Another contribution by Dr. Greene is a study titled Horses at Work: Harnessing Power in Industrial America, which was published by Harvard University Press in 2008. The publisher states: “New industrial machines and power sources eliminated work animals from nineteenth-century America, yet a bird’s-eye view of nineteenth-century society would show millions of horses supplying the energy necessary for industrial development. Horses were ubiquitous in cities and on farms, providing power for transportation, construction, manufacturing, and agriculture. On Civil War battlefields, thousands of horses labored and died for the Union and the Confederacy hauling wagons and mechanized weaponry.”
“The innovations that brought machinery to the forefront of American society made horses the prime movers of these machines for most of the nineteenth century. Mechanization actually increased the need for horsepower by expanding the range of tasks requiring it. Indeed, the single most significant energy transition of the antebellum era may have been the dramatic expansion in the use of living, breathing horses as a power technology in the development of industrial America.”

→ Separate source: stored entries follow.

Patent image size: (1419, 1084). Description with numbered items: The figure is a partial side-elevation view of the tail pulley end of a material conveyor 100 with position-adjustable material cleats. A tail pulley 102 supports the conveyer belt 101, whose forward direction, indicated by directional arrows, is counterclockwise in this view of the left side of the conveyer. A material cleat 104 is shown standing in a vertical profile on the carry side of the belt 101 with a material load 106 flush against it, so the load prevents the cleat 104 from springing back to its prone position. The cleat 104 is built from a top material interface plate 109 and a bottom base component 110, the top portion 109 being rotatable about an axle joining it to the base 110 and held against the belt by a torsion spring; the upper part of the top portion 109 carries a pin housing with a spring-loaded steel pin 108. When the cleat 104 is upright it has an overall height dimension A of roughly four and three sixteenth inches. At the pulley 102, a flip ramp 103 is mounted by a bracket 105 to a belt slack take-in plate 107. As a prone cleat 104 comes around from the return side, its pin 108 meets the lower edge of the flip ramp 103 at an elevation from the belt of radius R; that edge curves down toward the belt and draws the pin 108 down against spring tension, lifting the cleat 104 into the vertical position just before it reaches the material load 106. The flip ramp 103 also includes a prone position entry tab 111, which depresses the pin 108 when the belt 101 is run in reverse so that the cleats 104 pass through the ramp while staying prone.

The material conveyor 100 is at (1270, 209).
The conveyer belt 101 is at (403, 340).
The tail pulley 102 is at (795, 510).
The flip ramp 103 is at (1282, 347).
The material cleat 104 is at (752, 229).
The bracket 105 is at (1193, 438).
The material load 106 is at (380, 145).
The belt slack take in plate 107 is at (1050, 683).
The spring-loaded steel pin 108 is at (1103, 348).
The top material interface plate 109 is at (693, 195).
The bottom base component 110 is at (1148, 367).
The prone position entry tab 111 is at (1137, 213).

“Ann Greene argues for recognition of horses’ critical contribution to the history of American energy and the rise of American industrial power, and a new understanding of the reasons for their replacement as prime movers. Rather than a result of “inevitable” technological change, it was Americans’ social and political choices about power consumption that sealed this animal’s fate. The rise and fall of the workhorse was defined by the kinds of choices that Americans made and would continue to make—choices that emphasized individual mobility and autonomy, and assumed, above all, abundant energy resources.”
A socio-economic work, sometimes political, nourished again, in part, by the collection of 1066 titles in the Fairman Rogers Collection on Horsemanship.